ぼくはきみにkissをした。
別れを切り出された時も、それから何度も飲みに行った時も、「別れた後も仲良くしたい方だから≧▽≦」と、特に気にしていなかった。
実際付き合っていた間も、"ぼくがきみを好きなキモチ"は、"きみがぼくを好きでいてくれるキモチ"よりも小さかったと思う。我ながら安い稚拙な表現ではあるけれど。
ぼくはきみにkissをした。
隣りに座るきみを見ていたら、何故か急にとても寂しくなって。
今の彼の話を聞いていたから?
飲みに行った時はいつもぼくから聞くくらいだからそれはない。
付き合い出したのが冬だったから?
出会ったのは夏、別れたのは秋。これも違うだろう。
結局理由はわからないケド、何故かあの瞬間死ぬほど寂しくなった。
だからkissした、別に「ここキス」を歌ってくれた訳でもないのに。
ぼくはきみにkissをした。
いつもの通り、首にばっかり。たまに唇に。そんなkissをきみは「上手だよ」って褒めてくれた。
・・・・・唇が震えてた。顔を上げるときみは泣いてた。
模試の国語で180オーバー取れたって、こんな時なんて云えばいいのか、きみの今の気持ちをなんて表現すればいいのか、所詮クソガキなぼくにはわからなかった。
今の彼が好きで、でもぼくの事も今でも嫌いにはならないでいてくれて、この状況をどうしていいのかわからなくて、それで泣いちゃったの。ごめんね。
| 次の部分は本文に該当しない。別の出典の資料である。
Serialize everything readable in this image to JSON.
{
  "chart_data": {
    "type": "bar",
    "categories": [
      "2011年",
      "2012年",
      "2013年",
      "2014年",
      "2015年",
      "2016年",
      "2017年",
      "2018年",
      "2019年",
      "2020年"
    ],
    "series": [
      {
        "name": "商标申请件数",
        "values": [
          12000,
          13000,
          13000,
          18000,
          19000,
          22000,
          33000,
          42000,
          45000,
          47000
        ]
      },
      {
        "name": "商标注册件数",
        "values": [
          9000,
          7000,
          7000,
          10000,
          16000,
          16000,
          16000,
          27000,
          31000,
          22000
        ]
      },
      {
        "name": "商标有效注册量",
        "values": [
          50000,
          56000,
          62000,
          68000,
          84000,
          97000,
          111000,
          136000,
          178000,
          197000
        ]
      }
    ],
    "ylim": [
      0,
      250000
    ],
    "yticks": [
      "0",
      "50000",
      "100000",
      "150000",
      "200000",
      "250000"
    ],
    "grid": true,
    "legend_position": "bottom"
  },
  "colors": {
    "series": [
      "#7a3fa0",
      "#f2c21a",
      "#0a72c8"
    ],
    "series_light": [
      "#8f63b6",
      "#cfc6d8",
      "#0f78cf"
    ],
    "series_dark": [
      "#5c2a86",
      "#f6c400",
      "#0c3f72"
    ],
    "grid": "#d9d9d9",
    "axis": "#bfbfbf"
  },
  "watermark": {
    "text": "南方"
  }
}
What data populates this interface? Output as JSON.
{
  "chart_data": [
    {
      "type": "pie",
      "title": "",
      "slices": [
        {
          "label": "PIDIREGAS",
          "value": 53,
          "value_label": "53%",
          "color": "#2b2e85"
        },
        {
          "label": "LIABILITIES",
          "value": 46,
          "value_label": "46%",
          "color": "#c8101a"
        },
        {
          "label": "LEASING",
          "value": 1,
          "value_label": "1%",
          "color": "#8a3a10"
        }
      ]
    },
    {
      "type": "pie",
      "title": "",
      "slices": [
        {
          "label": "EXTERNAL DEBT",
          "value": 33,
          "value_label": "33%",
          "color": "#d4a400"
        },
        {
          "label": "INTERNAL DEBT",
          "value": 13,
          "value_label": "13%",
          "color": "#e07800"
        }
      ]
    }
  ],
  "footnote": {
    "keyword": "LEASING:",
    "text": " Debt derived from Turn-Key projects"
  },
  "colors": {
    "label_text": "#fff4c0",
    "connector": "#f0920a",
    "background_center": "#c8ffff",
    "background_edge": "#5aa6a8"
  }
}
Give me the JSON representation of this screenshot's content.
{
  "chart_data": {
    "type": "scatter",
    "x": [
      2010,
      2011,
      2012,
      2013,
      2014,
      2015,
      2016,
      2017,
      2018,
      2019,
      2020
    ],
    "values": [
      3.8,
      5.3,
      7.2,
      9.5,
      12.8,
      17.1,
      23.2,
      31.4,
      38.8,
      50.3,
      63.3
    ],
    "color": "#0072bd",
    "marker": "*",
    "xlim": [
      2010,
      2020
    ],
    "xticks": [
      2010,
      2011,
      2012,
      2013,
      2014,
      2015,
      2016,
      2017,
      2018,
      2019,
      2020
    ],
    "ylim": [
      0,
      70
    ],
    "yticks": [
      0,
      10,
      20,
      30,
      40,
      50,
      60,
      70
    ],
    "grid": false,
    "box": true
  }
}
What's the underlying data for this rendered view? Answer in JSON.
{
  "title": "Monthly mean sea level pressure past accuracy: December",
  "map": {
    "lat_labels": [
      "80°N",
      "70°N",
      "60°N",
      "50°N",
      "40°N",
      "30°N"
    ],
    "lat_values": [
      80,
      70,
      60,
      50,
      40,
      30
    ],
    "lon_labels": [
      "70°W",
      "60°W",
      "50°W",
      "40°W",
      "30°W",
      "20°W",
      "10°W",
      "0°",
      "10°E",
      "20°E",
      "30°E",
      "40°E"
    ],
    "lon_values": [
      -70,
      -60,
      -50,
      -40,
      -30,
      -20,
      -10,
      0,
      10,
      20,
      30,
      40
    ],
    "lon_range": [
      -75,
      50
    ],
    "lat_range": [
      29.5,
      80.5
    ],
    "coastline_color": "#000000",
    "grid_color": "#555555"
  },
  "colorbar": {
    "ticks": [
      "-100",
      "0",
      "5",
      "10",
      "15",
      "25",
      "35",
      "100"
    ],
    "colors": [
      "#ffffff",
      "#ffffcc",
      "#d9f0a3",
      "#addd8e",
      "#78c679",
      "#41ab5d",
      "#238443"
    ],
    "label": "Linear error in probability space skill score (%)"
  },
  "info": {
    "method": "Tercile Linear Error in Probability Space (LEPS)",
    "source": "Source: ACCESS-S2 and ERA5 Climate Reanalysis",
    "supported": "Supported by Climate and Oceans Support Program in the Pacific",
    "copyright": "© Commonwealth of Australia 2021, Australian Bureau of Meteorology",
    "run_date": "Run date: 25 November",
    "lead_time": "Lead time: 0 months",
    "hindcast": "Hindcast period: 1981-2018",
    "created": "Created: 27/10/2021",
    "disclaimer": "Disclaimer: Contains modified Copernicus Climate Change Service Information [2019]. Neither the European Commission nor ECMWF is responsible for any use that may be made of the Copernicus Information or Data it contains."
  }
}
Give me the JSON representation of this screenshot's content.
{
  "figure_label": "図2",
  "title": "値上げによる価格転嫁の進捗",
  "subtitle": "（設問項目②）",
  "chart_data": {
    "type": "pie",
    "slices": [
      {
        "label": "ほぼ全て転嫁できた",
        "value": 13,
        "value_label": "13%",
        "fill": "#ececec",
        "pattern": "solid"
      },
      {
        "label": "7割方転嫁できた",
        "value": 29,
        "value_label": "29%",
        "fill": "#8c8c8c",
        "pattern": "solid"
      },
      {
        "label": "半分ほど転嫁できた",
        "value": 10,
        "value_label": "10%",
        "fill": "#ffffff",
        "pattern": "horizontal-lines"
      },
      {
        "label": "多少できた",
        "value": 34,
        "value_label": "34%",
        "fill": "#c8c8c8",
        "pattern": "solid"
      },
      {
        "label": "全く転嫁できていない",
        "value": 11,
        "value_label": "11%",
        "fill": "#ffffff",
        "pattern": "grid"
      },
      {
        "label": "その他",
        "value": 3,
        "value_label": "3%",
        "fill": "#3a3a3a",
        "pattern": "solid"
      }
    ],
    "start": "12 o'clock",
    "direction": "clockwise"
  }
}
きみはそう云ってくれた。理由はどうあれ、ladyを泣かせたぼくに。
こんな状況で、自分の気持ちをちゃんと相手に伝えられてる。「幼い、幼い」とよくきみをからかったけど、いまさら流石だと思った。
云うのが物凄く遅くなった気もするけど、ありがとう。
イイ男になろうと思った。とりあえずは大学受験を一撃で決める事が先なんだけど。
ぼくはきみにkissをした。
「もうしないね。」そういってきみの頬に。
きみは一回頭をぼくの肩に預けてから、改札を抜けてった。